The difference may look minimal, but the latter really looks nicer, and it's something barely seem in others language.

Maybe parsing could be a pain, but anyway just ventilating...

Matheus.
March 28
On Friday, 28 March 2025 at 19:16:12 UTC, matheus wrote:
> Now I wonder... you know what would be the thing? - If we could define our own OP, imagine same thing but instead of:
>
> A.or(B); <- Shorted version of orElse.
>
> A :? B;  <- we could define a new unused "op" acting like <,>,&&,||...
>
> The difference may look minimal, but the latter really looks nicer, and it's something barely seem in others language.

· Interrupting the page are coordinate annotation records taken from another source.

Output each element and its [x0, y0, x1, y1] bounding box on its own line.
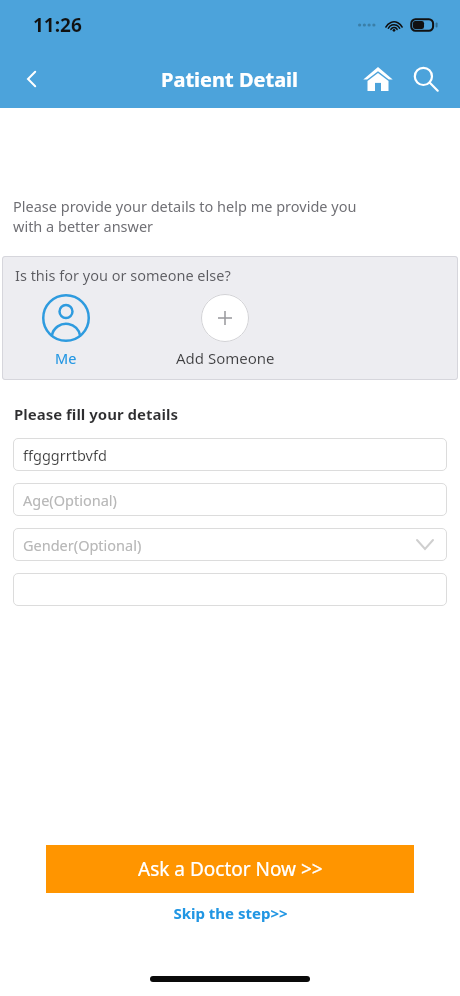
staticText: Please fill your details: [14, 404, 178, 424]
staticText: Age(Optional): [23, 490, 117, 510]
button[interactable]: Gender(Optional): [13, 528, 447, 561]
button[interactable]: Home: [354, 55, 402, 103]
button[interactable]: ffgggrrtbvfd: [13, 438, 447, 471]
button[interactable]: Search: [402, 55, 450, 103]
button[interactable]: [13, 573, 447, 606]
button[interactable]: Back: [8, 55, 56, 103]
staticText: Is this for you or someone else?: [15, 265, 231, 285]
staticText: Add Someone: [176, 348, 275, 368]
staticText: Skip the step>>: [173, 903, 288, 923]
button[interactable]: Me: [29, 294, 103, 368]
staticText: Patient Detail: [161, 66, 299, 93]
staticText: Gender(Optional): [23, 535, 142, 555]
staticText: 11:26: [33, 12, 82, 38]
staticText: ffgggrrtbvfd: [23, 445, 107, 465]
button[interactable]: Skip the step>>: [0, 903, 460, 923]
button[interactable]: Add Someone: [155, 294, 295, 368]
staticText: Me: [55, 348, 77, 368]
staticText: Ask a Doctor Now >>: [138, 856, 323, 882]
staticText: Please provide your details to help me p…: [13, 196, 380, 237]
button[interactable]: Ask a Doctor Now >>: [46, 845, 414, 893]
button[interactable]: Age(Optional): [13, 483, 447, 516]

Personally I would much, much rather have custom "operators" written using letters and words, which I can easily read and search for, than with symbols and punctuation marks.
April 01
On Friday, 28 March 2025 at 19:47:11 UTC, Paul Backus wrote:
> Personally I would much, much rather have custom "operators" written using letters and words, which I can easily read and search for, than with symbols and punctuation marks.

100%

I dream of having something like this: https://kotlinlang.org/docs/functions.html#infix-notation

I wonder would that be too much for D, it already has too many features...
6 days ago

On Thursday, 27 March 2025 at 00:26:27 UTC, Andrey Zherikov wrote:

>

See wiki for details.

Proposed syntax:

A ?: B

This is equivalent to:

auto R = A;  // temporary (hidden) variable
(cast(bool) R) ? R : B;

Semantics: return A if it's truthy, or B otherwise.

Benefit: avoids evaluating if A twice which might be a call to some function with side effects.

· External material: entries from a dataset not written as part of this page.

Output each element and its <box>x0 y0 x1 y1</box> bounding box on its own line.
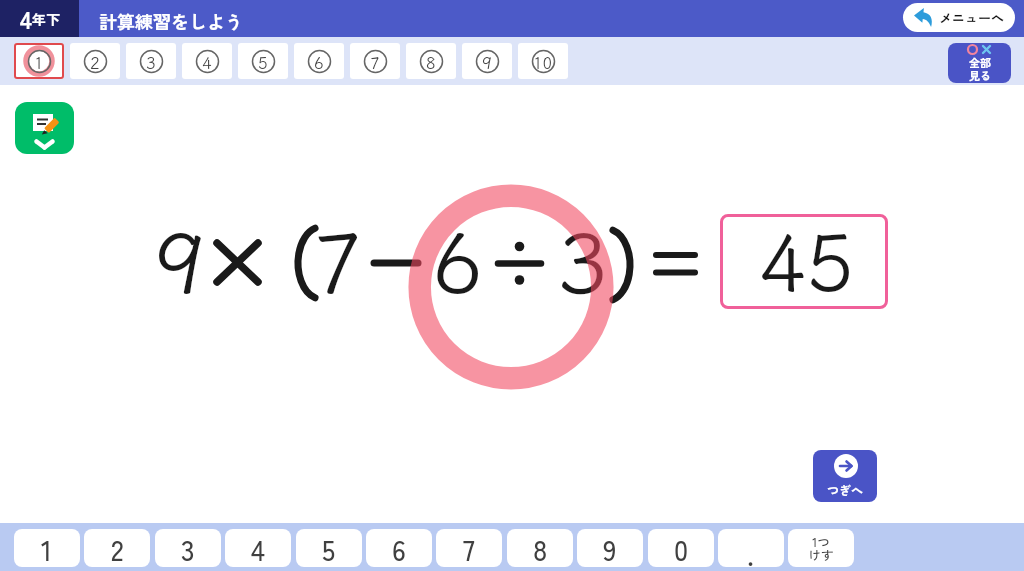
staticText: つぎへ <box>827 481 864 498</box>
staticText: 0 <box>674 529 689 567</box>
staticText: 10 <box>533 50 553 73</box>
staticText: 7 <box>463 529 475 567</box>
staticText: 8 <box>533 529 548 567</box>
staticText: 全部 見る <box>969 54 991 83</box>
staticText: 3 <box>181 529 195 567</box>
staticText: 6 <box>392 529 406 567</box>
staticText: 3 <box>557 194 609 317</box>
staticText: 6 <box>314 50 324 73</box>
staticText: 計算練習をしよう <box>99 8 243 34</box>
staticText: 4 <box>202 50 212 73</box>
staticText: 1つ けす <box>808 532 834 564</box>
staticText: 5 <box>258 50 268 73</box>
staticText: 9 <box>482 50 492 73</box>
staticText: 4 <box>251 529 265 567</box>
staticText: 1 <box>34 50 44 73</box>
staticText: 7 <box>370 50 380 73</box>
staticText: 45 <box>758 198 854 314</box>
staticText: . <box>747 534 755 571</box>
staticText: 7 <box>312 194 364 317</box>
staticText: 9 <box>603 529 617 567</box>
staticText: 1 <box>41 529 53 567</box>
staticText: 9 <box>154 194 206 317</box>
staticText: 3 <box>146 50 156 73</box>
staticText: 4 <box>20 1 32 36</box>
staticText: 6 <box>432 194 484 317</box>
staticText: 年下 <box>32 9 60 29</box>
staticText: 8 <box>426 50 436 73</box>
staticText: 2 <box>111 529 124 567</box>
staticText: メニューへ <box>939 8 1005 27</box>
staticText: 5 <box>322 529 336 567</box>
staticText: 2 <box>90 50 100 73</box>
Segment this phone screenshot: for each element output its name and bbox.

The lowering is actually tricky because the right-hand side ought to be evaluated only if the left-hand side is false as a condition. Proposing a lowering of an expression to a statement is making things difficult.

The best lowering I could come up with is:

lhs ?: rhs
// to
(auto ref (auto ref __lhs) => __lhs ? __lhs : rhs)(lhs)

The right-hand side can be placed in the lambda as-is because it only occurs once and in fact has to be put there because passing it as a parameter evaluates it prematurely. The left-hand side must be evaluated first.

The auto ref is needed to enable (l ?: r) = x. It would be surprising if that didn’t work if both l and r are rvalues since (l ? l : r) = x does work.

Lastly, the cast(bool) is incorrect: An explicit cast to bool triggers opCast if present, which is something you don’t want in general, e.g. when you have a class with opCast and an object c, then if (c) performs a nullity check, whereas if (cast(bool) c) lowers to if (c.opCast!bool) and that does whatever it does, but certainly doesn’t check for null, but assumes it’s not null.

Bottom line is, such a trivial lowering is an enhancement issue, but needs no DIP. There are virtually no surprises to be expected, no weird issues, and that is obvious; it’s just a matter of opinion if the addition provides enough value to the language and maybe its syntax (because ?? is a contender). That discussion is simply too minor to warrant a DIP. Given how many languages with similar syntax have it, it’s likely the assessment is that it does provide enough value.